There is an interesting parallel in the UK, although in retail banking. For decades now, if you banked with one of the big names, your high street experience has been getting steadily less and less personal, and worse and worse overall. You want to speak with someone? Make an appointment. You want something that isn’t absolutely standard? Nah, too much trouble. You want your mum’s local branch to be available, since she’s not so internet savvy? Tough luck, we’re closing it since it costs too much.
In the UK, the rise of Metro Bank has been fascinating. They’re taken a completely different approach from the prevailing one, with the view that the customer does in fact care about service. They’re open evenings and weekends, and they have people on staff who can make decisions. I went in recently to open a new business banking account, and the reception team member had to repeat herself – my mind simply couldn’t process that there’d be someone onsite who could handle that process for me in ten minutes, no need to book for next week.

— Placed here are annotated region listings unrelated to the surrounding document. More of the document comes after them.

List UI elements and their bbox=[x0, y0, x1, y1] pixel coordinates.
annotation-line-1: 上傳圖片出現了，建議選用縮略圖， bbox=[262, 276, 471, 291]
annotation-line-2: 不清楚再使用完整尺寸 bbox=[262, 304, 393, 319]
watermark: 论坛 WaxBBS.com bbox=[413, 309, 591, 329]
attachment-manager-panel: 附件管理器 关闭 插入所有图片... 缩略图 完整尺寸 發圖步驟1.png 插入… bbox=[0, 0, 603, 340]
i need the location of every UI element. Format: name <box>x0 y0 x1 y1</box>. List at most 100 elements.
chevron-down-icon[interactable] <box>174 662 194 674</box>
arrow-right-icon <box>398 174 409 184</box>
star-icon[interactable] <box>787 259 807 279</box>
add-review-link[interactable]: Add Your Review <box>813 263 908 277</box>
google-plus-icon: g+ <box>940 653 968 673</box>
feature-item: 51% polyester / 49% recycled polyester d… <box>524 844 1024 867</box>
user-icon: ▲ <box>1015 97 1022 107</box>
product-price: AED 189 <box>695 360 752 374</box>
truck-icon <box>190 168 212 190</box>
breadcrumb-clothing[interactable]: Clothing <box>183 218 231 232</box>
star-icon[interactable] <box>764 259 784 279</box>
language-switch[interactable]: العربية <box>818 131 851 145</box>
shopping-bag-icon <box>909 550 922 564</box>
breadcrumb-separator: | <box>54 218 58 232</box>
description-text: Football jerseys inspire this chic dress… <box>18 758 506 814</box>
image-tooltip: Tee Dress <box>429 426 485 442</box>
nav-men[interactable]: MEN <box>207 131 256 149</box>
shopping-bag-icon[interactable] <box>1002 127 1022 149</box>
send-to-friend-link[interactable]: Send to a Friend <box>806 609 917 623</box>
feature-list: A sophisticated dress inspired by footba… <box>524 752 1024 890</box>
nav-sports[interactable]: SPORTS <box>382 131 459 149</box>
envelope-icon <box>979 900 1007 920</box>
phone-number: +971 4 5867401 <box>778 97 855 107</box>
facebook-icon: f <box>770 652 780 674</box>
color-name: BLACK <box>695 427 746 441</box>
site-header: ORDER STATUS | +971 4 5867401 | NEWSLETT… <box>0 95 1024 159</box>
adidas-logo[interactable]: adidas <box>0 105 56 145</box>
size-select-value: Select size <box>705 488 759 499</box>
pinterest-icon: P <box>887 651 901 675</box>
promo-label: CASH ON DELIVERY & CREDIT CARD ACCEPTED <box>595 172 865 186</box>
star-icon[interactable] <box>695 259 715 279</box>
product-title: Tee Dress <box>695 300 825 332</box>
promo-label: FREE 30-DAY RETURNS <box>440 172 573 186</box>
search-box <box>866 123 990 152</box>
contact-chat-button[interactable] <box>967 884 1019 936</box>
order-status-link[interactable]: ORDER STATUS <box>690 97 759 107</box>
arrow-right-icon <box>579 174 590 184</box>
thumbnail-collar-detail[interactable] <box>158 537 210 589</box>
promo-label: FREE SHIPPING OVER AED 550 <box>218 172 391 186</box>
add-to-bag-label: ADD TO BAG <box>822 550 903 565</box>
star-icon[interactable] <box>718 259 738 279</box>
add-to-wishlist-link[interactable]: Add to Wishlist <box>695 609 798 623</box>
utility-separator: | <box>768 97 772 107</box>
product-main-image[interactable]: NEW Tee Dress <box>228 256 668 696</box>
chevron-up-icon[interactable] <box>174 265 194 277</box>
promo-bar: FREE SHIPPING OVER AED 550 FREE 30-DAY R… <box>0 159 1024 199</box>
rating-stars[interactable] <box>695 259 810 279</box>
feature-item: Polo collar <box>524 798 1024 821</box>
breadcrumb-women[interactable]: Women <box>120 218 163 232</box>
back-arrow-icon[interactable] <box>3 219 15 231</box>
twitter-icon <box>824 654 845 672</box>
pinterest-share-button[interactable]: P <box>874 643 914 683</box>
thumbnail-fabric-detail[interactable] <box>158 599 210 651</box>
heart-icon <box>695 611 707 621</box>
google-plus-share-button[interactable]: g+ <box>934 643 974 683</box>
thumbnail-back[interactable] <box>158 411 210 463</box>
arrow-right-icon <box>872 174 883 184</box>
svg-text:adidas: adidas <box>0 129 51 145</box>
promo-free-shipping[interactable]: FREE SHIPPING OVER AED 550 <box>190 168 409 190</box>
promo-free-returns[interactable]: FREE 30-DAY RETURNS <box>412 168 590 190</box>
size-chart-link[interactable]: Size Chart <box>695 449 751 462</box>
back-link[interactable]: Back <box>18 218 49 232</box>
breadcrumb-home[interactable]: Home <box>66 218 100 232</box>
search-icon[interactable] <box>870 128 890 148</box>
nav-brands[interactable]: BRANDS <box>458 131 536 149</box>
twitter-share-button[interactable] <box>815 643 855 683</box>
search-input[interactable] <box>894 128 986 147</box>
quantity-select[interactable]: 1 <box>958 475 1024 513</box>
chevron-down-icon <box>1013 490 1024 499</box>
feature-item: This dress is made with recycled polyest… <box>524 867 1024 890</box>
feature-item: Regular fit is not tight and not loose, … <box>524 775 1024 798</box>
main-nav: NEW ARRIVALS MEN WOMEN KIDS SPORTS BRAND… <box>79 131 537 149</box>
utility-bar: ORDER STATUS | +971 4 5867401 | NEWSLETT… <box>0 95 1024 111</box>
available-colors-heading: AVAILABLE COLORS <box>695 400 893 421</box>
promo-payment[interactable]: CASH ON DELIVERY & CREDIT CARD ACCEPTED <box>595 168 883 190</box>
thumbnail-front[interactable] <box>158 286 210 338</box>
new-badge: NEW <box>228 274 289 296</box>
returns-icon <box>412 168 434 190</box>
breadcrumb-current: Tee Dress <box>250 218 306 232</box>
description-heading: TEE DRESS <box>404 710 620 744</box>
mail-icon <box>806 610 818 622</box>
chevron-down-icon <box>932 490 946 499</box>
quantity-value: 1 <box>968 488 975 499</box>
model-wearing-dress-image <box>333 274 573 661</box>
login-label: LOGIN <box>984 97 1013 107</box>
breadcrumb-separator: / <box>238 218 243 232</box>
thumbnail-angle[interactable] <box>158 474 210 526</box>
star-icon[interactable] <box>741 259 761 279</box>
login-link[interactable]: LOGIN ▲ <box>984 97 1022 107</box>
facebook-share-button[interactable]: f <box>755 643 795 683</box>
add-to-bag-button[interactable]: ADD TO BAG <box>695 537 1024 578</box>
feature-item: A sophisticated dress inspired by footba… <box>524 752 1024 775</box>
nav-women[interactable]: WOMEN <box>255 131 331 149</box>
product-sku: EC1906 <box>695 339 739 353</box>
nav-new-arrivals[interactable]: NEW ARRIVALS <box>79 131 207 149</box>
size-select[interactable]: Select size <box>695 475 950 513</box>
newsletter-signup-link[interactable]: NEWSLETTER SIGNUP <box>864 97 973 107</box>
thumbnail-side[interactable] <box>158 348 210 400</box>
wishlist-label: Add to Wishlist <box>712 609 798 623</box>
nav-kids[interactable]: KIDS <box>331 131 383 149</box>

The Metro Bank route may have challenges, but having all your competitors go the cost-slicing route, eroding service and relying on automation at the expense of personal service wherever possible, might be opening a gap for you to exploit.
The casino world is an even more service-orientated business than banking. Yes, there’s a huge amount of brand loyalty in Las Vegas, but you only need to look through any related Facebook group to see the level of dissatisfaction with being treated like a walking wallet by your favourite casino. Is there an opportunity for an operator to move to the other end of the pendulum swing and offer an experience that people will switch operators to sample?
Enhanced service costs money – a lot of money in the labour-intensive world of casinos. But bank staff also aren’t cheap, and the above example suggests that people may indeed care enough to switch to get the experience they want.
The key for casinos is REVPAR – revenue per available room. It’s no use increasing your levels of service if the customers don’t spend a suitable amount, either on the room itself or, if we’re trying to avoid horrific pricing policies on food and beverage (F&B) and other ancillaries, on gaming. It’s more challenging when you add in the gaming element. Exactly how you manage REVPAR typically depends on the type of customer.
Looking at the very top tier in Vegas – Cosmopolitan, for example, or Wynn – the opulence of the resort is part of the key to attracting the bigger-spending players. However, at the top of the tree, business development is ruled by loss rebate offers, private flights, and the reputation and cachet of the casino itself. It’s the medium spender who’s been shut out by Las Vegas of late. While the average gambling spend for Vegas is around $500 per person per trip, the most disillusioned element are perhaps the spenders in the $3,000 – $25,000 range. Their comps have been whittled away, their bankroll gets eaten at a frightening rate by ancillary costs, and they just aren’t getting treated the way they expect their spend would merit. This group is the one that may most matter to the savvy operator. We’ll see, over the next couple of years, if anyone wants to make significant changes to seriously up their proportion of this cohort by treating them more like a human being and less like an ADT (Average Daily Theoretical) statistic.
By the way, kudos to the Cosmopolitan for getting the message of sympathy out there to the unfortunate people made redundant in the recent MGM layoff round, and that they have jobs available. Obviously there’ll be some self interest – good people are hard to find – but it looks like they’ve recognized that it can happen to all of us, and just putting the message out there that someone empathises may help in some small way.